A Mexican investigative journalist working for a prominent national newsmagazine was found beaten and strangled to death in her home in the Veracruz state capital of Xalapa on Satuday, news reports said.
Regina Martínez was the Veracruz correspondent for Proceso, a weekly publication considered to be one of the country’s leading sources for coverage of organised crime and drug trafficking. Authorities who were sent to the journalist’s home after neighbours noticed that her front door had been open all day found Martinez’s body in the bathroom, Proceso reported on its website.
News reports say Martínez had worked for Proceso for over 10 years, focusing on drug-related violence and alleged links between cartels and state and local politicians. She had previously been a reporter for Diario de Xalapa and a correspondent for La Jornada de Veracruz. One the last articles published under her byline covered the arrest by national marines of nine policemen in Veracruz believed to be colluding with traffickers.
Veracruz governor Javiel Duarte has ordered an investigation into her death and Gina Domínguez, a spokeswoman for the Veracruz state government, told the media, “All lines of investigation will be exhausted. The fact that she was a journalist is one of them.” Mexican media reported Monday that Duarte had requested assistance from the Mexican Attorney General’s office in investigating the apparent homicide.
Proceso published a seething response to Martinez’s murder, calling her death “the result of a rotten country, of a situation of everyday violence in which extreme acts are not the exception but the daily rule … this crime underscores the environment of hostility and even of harassment in which the independent press is obliged to carry out its work.”
Demanding a full investigation into the crime, the magazine added, “An act of aggression against any member of this publishing house is an attack against Proceso and against the constitutional right to inform.”
Mexico was the world’s most dangerous country for the media last year, with 10 journalists murdered because of their work there last year, according to the International Press Institute (IPI) Death Watch. Four of those deaths – one of which was a brutal home invasion – occurred in the state of Veracruz.

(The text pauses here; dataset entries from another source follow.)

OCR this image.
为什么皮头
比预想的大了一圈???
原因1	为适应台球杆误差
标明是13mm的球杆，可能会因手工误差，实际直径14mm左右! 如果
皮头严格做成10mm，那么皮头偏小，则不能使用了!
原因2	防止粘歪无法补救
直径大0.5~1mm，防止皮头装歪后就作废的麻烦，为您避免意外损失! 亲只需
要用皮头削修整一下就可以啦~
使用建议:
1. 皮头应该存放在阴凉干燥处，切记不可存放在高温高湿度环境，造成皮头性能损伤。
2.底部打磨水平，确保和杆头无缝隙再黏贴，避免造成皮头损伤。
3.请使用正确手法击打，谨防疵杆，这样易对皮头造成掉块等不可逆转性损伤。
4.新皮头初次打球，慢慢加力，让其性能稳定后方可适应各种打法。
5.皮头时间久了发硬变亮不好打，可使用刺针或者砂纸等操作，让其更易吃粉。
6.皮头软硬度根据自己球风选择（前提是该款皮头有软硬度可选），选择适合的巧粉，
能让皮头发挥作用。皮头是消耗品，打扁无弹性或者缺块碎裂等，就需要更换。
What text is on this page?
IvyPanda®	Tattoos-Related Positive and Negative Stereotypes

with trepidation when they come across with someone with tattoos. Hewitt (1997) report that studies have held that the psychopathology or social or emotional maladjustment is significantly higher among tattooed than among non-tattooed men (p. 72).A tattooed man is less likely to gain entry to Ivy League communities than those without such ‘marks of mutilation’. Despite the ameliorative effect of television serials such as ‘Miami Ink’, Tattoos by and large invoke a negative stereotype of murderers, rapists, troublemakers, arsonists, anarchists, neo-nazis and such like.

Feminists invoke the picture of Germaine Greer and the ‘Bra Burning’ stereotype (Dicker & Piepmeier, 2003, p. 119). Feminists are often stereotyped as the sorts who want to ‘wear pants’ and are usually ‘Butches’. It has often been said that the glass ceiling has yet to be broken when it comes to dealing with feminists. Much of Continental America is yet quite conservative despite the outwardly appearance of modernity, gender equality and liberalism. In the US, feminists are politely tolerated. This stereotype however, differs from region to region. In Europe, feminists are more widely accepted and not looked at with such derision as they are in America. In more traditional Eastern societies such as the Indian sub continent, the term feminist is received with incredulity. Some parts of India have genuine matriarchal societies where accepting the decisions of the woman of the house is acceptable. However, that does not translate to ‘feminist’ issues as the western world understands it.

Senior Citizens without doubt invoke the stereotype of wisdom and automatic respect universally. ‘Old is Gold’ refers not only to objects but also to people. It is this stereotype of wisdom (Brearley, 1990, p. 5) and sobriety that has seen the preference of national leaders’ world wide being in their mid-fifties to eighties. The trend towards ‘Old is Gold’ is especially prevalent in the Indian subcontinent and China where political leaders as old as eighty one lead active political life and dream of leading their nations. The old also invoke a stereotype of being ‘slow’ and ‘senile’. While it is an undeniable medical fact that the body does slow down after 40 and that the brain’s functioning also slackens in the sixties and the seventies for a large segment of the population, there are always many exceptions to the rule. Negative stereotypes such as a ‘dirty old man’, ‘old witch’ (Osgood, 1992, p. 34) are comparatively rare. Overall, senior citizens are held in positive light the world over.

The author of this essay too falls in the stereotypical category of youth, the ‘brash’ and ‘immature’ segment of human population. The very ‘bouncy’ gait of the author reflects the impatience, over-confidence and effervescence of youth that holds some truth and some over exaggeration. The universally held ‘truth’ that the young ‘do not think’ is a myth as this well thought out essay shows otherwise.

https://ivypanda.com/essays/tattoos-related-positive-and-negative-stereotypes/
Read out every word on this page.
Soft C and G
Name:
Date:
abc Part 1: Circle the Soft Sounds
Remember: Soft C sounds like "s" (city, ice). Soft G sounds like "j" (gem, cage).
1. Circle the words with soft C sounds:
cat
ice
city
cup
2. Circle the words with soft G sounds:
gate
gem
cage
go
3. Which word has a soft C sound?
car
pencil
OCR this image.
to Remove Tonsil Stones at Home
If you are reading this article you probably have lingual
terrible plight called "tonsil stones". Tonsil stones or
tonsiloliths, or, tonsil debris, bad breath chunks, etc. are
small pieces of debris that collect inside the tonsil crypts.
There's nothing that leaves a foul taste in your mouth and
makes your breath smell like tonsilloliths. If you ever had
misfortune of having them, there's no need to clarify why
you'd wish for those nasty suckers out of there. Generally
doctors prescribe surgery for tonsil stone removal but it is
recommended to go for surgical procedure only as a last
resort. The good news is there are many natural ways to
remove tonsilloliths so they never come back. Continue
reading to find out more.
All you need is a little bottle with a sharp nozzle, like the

“We are shocked and saddened at the death of Regina Martínez and we offer our condolences to her family, friends and colleagues,” IPI Executive Director Alison Bethel McKenzie said. “While the complete spectrum of facts is not yet known, her killing serves as yet another reminder that there are few places on this planet more dangerous for journalists than Mexico.”
Bethel McKenzie added: “While we expect Veracruz officials to undertake a comprehensive investigation into the factors leading to Ms. Martinez’s death, we call upon the federal government and law enforcement to step up and demonstrate that the crimes against journalists and impunity for those who commit them will no longer be tolerated in Mexico.”
In Mexico, where local and regional authorities are often suspected of ties to organised crime, efforts to hold those responsible for crimes against the media have been hampered by a lack of federal involvement. Last month, however, Mexico’s Senate approved a bill that would federalise crimes against journalists, and on Sunday the office of the Interior Secretary issued a statement expressing the federal government’s “full preparedness to collaborate on, if necessary, in investigations undertaken by the authorities in the state of Veracruz” in Martínez’s case.
Last July, a female police beat reporter, Yolanda Ordaz de la Cruz, was found with her throat slit in Boca del Río, Veracruz, after receiving anonymous threats. In June, a prominent editor, Miguel Angel Lopez Velasco, was murdered along with his son – a news photographer – and his wife by gunmen who broke into their Veracruz home. Police last May discovered the body of journalist Noel López Ulguín in an unmarked grave after a drug gang leader confessed to kidnapping and killing Ulguín two months earlier.
News of Martínez’s death came as IPI released a special feature on the state of Mexican journalists written by Marcela Turati, herself an investigative reporter at Proceso. In her piece, Turati describes how Mexican journalists have become war correspondents within their own country.
Elsewhere in Latin America, French journalist, Romeo Langlois, was “taken prisoner” following a raid by guerrilla group, FARC (Revolutionary Armed Forces of Colombia), on Colombian soldiers in Caqueta, according to the French Foreign Minister, Alain Juppe.
Romeo Langlois, who works for France 24 TV channel, and Le Figaro newspaper, was making a documentary about the fight against illegal mining and drugs, according to the BBC. Reports by the Guardian and AP said that Langlois is a Colombian resident and a “war correspondent”. According to soldiers who were with him during the clash on April 28, Langlois was shot in the arm. Langlois accompanied Colombian troops as they sought to destroy cocaine laboratories, when they were confronted by a guerrilla unit. During the clash three soldiers and a police officer were killed, according to reports. According to AP, four soldiers and two police officers who went missing have since reappeared, but the whereabouts and condition of the journalist remain unknown.